Pacientes portadores de doenças que cursam com IRC encontram na terapia dialítica um procedimento eficiente, porém deletério, no prolongamento de sua sobrevida. As principais alterações do tecido renal clinicamente relevantes causadas pela cronicidade da diálise são achado ocasional de quando os pacientes são investigados radiologicamente, ou de quando os rins são examinados após nefrectomia uni ou bilateral ou necropsias. Sua apresentação mais comum se faz sob a forma de doenças císticas adquiridas, descritas pela primeira vez por Dunnil et al. (2).
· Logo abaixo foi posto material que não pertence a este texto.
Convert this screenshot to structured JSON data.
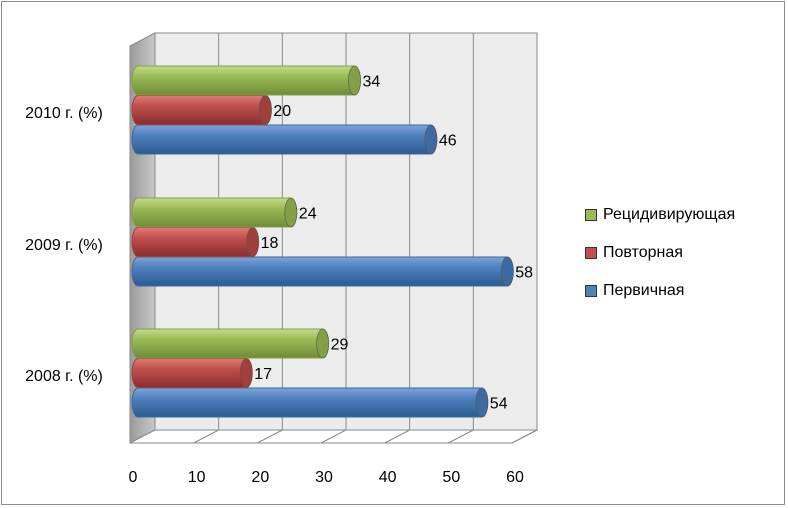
{
  "chart_data": {
    "type": "bar",
    "orientation": "horizontal",
    "categories": [
      "2008 г. (%)",
      "2009 г. (%)",
      "2010 г. (%)"
    ],
    "series": [
      {
        "name": "Первичная",
        "values": [
          54,
          58,
          46
        ],
        "color": "#4f81bd"
      },
      {
        "name": "Повторная",
        "values": [
          17,
          18,
          20
        ],
        "color": "#c0504d"
      },
      {
        "name": "Рецидивирующая",
        "values": [
          29,
          24,
          34
        ],
        "color": "#9bbb59"
      }
    ],
    "xlim": [
      0,
      60
    ],
    "xticks": [
      "0",
      "10",
      "20",
      "30",
      "40",
      "50",
      "60"
    ],
    "grid": true,
    "legend_position": "right",
    "data_labels": true
  }
}
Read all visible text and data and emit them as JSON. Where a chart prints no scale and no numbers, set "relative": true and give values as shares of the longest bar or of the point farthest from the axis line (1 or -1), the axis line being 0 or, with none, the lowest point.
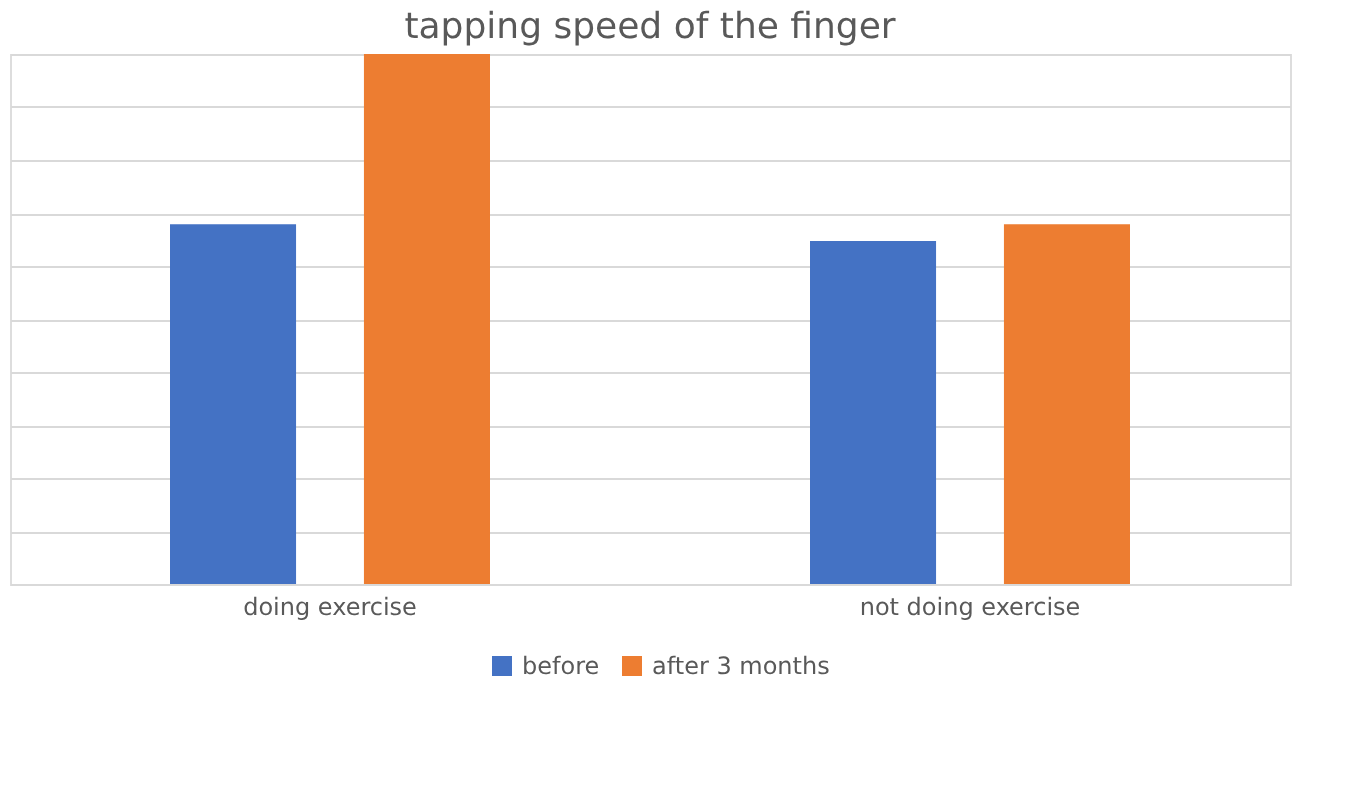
{
  "chart_data": {
    "type": "bar",
    "title": "tapping speed of the finger",
    "categories": [
      "doing exercise",
      "not doing exercise"
    ],
    "relative": true,
    "grid": "y",
    "legend": "bottom",
    "tick_labels": "x",
    "series": [
      {
        "name": "before",
        "color": "#4472c4",
        "values": [
          0.679,
          0.647
        ]
      },
      {
        "name": "after 3 months",
        "color": "#ed7d31",
        "values": [
          1,
          0.679
        ]
      }
    ]
  }
}
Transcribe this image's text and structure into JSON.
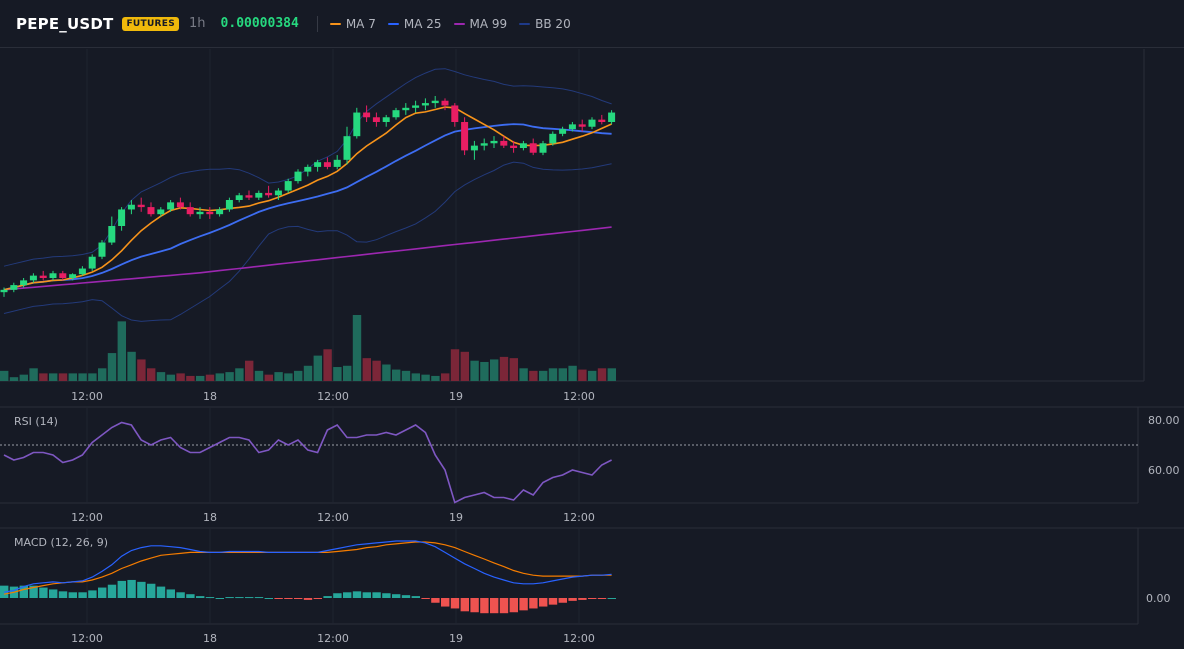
{
  "header": {
    "symbol": "PEPE_USDT",
    "badge": "FUTURES",
    "timeframe": "1h",
    "price": "0.00000384",
    "legend": [
      {
        "name": "MA 7",
        "color": "#f7931a"
      },
      {
        "name": "MA 25",
        "color": "#2962ff"
      },
      {
        "name": "MA 99",
        "color": "#9c27b0"
      },
      {
        "name": "BB 20",
        "color": "#1e3a8a"
      }
    ]
  },
  "panes": {
    "rsi_label": "RSI (14)",
    "macd_label": "MACD (12, 26, 9)"
  },
  "colors": {
    "background": "#161a25",
    "up": "#26d97f",
    "down": "#e91e63",
    "vol_up": "#1f6b5c",
    "vol_down": "#7b2638",
    "rsi": "#7e57c2",
    "macd": "#2962ff",
    "signal": "#f57c00",
    "hist_up": "#26a69a",
    "hist_down": "#ef5350"
  },
  "chart_data": [
    {
      "type": "candlestick",
      "title": "PEPE_USDT 1h",
      "x_tick_labels": [
        "12:00",
        "18",
        "12:00",
        "19",
        "12:00"
      ],
      "y_axis": "not shown",
      "candles_ohlc_relative": [
        [
          48,
          49,
          47,
          48.5
        ],
        [
          48.5,
          50,
          48,
          49.5
        ],
        [
          49.5,
          51,
          49,
          50.5
        ],
        [
          50.5,
          52,
          50,
          51.5
        ],
        [
          51.5,
          52.5,
          50.5,
          51
        ],
        [
          51,
          52.5,
          50.5,
          52
        ],
        [
          52,
          52.5,
          50.5,
          51
        ],
        [
          51,
          52,
          50.5,
          51.8
        ],
        [
          51.8,
          53.5,
          51.5,
          53
        ],
        [
          53,
          56,
          52.5,
          55.5
        ],
        [
          55.5,
          59,
          55,
          58.5
        ],
        [
          58.5,
          64,
          58,
          62
        ],
        [
          62,
          66,
          61,
          65.5
        ],
        [
          65.5,
          67.5,
          64.5,
          66.5
        ],
        [
          66.5,
          68,
          65,
          66
        ],
        [
          66,
          67,
          64,
          64.5
        ],
        [
          64.5,
          66,
          64,
          65.5
        ],
        [
          65.5,
          67.5,
          65,
          67
        ],
        [
          67,
          68,
          65.5,
          66
        ],
        [
          66,
          67,
          64,
          64.5
        ],
        [
          64.5,
          66,
          63.5,
          65
        ],
        [
          65,
          66,
          63.5,
          64.5
        ],
        [
          64.5,
          66,
          64,
          65.5
        ],
        [
          65.5,
          68,
          65,
          67.5
        ],
        [
          67.5,
          69,
          67,
          68.5
        ],
        [
          68.5,
          69.5,
          67.5,
          68
        ],
        [
          68,
          69.5,
          67.5,
          69
        ],
        [
          69,
          70.5,
          68,
          68.5
        ],
        [
          68.5,
          70,
          67.5,
          69.5
        ],
        [
          69.5,
          72,
          69,
          71.5
        ],
        [
          71.5,
          74,
          71,
          73.5
        ],
        [
          73.5,
          75,
          72.5,
          74.5
        ],
        [
          74.5,
          76,
          73.5,
          75.5
        ],
        [
          75.5,
          76.5,
          74,
          74.5
        ],
        [
          74.5,
          77,
          74,
          76
        ],
        [
          76,
          83,
          75,
          81
        ],
        [
          81,
          87,
          80.5,
          86
        ],
        [
          86,
          87.5,
          84,
          85
        ],
        [
          85,
          86,
          83,
          84
        ],
        [
          84,
          85.5,
          83,
          85
        ],
        [
          85,
          87,
          84.5,
          86.5
        ],
        [
          86.5,
          88,
          85.5,
          87
        ],
        [
          87,
          88.5,
          86,
          87.5
        ],
        [
          87.5,
          89,
          86.5,
          88
        ],
        [
          88,
          89.5,
          87,
          88.5
        ],
        [
          88.5,
          89,
          86.5,
          87.5
        ],
        [
          87.5,
          88,
          83,
          84
        ],
        [
          84,
          85,
          77,
          78
        ],
        [
          78,
          80,
          76,
          79
        ],
        [
          79,
          80.5,
          78,
          79.5
        ],
        [
          79.5,
          81,
          78.5,
          80
        ],
        [
          80,
          81,
          78.5,
          79
        ],
        [
          79,
          80,
          77.5,
          78.5
        ],
        [
          78.5,
          80,
          78,
          79.5
        ],
        [
          79.5,
          80.5,
          77,
          77.5
        ],
        [
          77.5,
          80,
          77,
          79.5
        ],
        [
          79.5,
          82,
          79,
          81.5
        ],
        [
          81.5,
          83,
          81,
          82.5
        ],
        [
          82.5,
          84,
          82,
          83.5
        ],
        [
          83.5,
          84.5,
          82,
          83
        ],
        [
          83,
          85,
          82.5,
          84.5
        ],
        [
          84.5,
          85.5,
          83.5,
          84
        ],
        [
          84,
          86.5,
          83.5,
          86
        ]
      ],
      "volume_relative": [
        8,
        3,
        5,
        10,
        6,
        6,
        6,
        6,
        6,
        6,
        10,
        22,
        47,
        23,
        17,
        10,
        7,
        5,
        6,
        4,
        4,
        5,
        6,
        7,
        10,
        16,
        8,
        5,
        7,
        6,
        8,
        12,
        20,
        25,
        11,
        12,
        52,
        18,
        16,
        13,
        9,
        8,
        6,
        5,
        4,
        6,
        25,
        23,
        16,
        15,
        17,
        19,
        18,
        10,
        8,
        8,
        10,
        10,
        12,
        9,
        8,
        10,
        10
      ],
      "overlays": [
        "MA 7",
        "MA 25",
        "MA 99",
        "BB 20"
      ]
    },
    {
      "type": "line",
      "title": "RSI (14)",
      "y_tick_labels": [
        "80.00",
        "60.00"
      ],
      "ylim": [
        48,
        84
      ],
      "reference_line": 70,
      "values": [
        66,
        64,
        65,
        67,
        67,
        66,
        63,
        64,
        66,
        71,
        74,
        77,
        79,
        78,
        72,
        70,
        72,
        73,
        69,
        67,
        67,
        69,
        71,
        73,
        73,
        72,
        67,
        68,
        72,
        70,
        72,
        68,
        67,
        76,
        78,
        73,
        73,
        74,
        74,
        75,
        74,
        76,
        78,
        75,
        66,
        60,
        47,
        49,
        50,
        51,
        49,
        49,
        48,
        52,
        50,
        55,
        57,
        58,
        60,
        59,
        58,
        62,
        64
      ]
    },
    {
      "type": "line",
      "title": "MACD (12, 26, 9)",
      "y_tick_labels": [
        "0.00"
      ],
      "macd": [
        0.6,
        0.8,
        1.2,
        1.5,
        1.6,
        1.7,
        1.6,
        1.7,
        1.8,
        2.2,
        2.8,
        3.5,
        4.4,
        5.0,
        5.3,
        5.5,
        5.5,
        5.4,
        5.3,
        5.1,
        4.9,
        4.8,
        4.8,
        4.9,
        4.9,
        4.9,
        4.9,
        4.8,
        4.8,
        4.8,
        4.8,
        4.8,
        4.8,
        5.0,
        5.2,
        5.4,
        5.6,
        5.7,
        5.8,
        5.9,
        6.0,
        6.0,
        6.0,
        5.8,
        5.4,
        4.8,
        4.2,
        3.6,
        3.1,
        2.6,
        2.2,
        1.9,
        1.6,
        1.5,
        1.5,
        1.6,
        1.8,
        2.0,
        2.2,
        2.3,
        2.4,
        2.4,
        2.5
      ],
      "signal": [
        0.4,
        0.6,
        0.9,
        1.1,
        1.3,
        1.5,
        1.6,
        1.7,
        1.7,
        1.9,
        2.2,
        2.6,
        3.1,
        3.5,
        3.9,
        4.2,
        4.5,
        4.6,
        4.7,
        4.8,
        4.8,
        4.8,
        4.8,
        4.8,
        4.8,
        4.8,
        4.8,
        4.8,
        4.8,
        4.8,
        4.8,
        4.8,
        4.8,
        4.8,
        4.9,
        5.0,
        5.1,
        5.3,
        5.4,
        5.6,
        5.7,
        5.8,
        5.9,
        5.9,
        5.8,
        5.6,
        5.3,
        4.9,
        4.5,
        4.1,
        3.7,
        3.3,
        2.9,
        2.6,
        2.4,
        2.3,
        2.3,
        2.3,
        2.3,
        2.3,
        2.4,
        2.4,
        2.4
      ],
      "histogram": [
        1.3,
        1.2,
        1.3,
        1.3,
        1.1,
        0.9,
        0.7,
        0.6,
        0.6,
        0.8,
        1.1,
        1.4,
        1.8,
        1.9,
        1.7,
        1.5,
        1.2,
        0.9,
        0.6,
        0.4,
        0.2,
        0.1,
        0.0,
        0.1,
        0.1,
        0.1,
        0.1,
        0.0,
        -0.1,
        -0.1,
        -0.1,
        -0.2,
        -0.1,
        0.2,
        0.5,
        0.6,
        0.7,
        0.6,
        0.6,
        0.5,
        0.4,
        0.3,
        0.2,
        -0.1,
        -0.5,
        -0.9,
        -1.1,
        -1.4,
        -1.5,
        -1.6,
        -1.6,
        -1.6,
        -1.5,
        -1.3,
        -1.1,
        -0.9,
        -0.7,
        -0.5,
        -0.3,
        -0.2,
        -0.1,
        -0.1,
        0.0
      ]
    }
  ]
}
Os cistos da doença cística adquirida associada à diálise são constituídos por uma membrana de epitélio cubóide ou pavimentoso cubóide, semelhantes aos cistos simples encontrados em pacientes com achados ocasionais. Clinicamente, sangramentos no interior dos cistos podem cursar com hematúria em pacientes previamente oligúricos. A causa da transformação cística não é conhecida, mas possivelmente é resultado da hiperplasia em grupos de néfrons não completamente destruídos pela doença (2).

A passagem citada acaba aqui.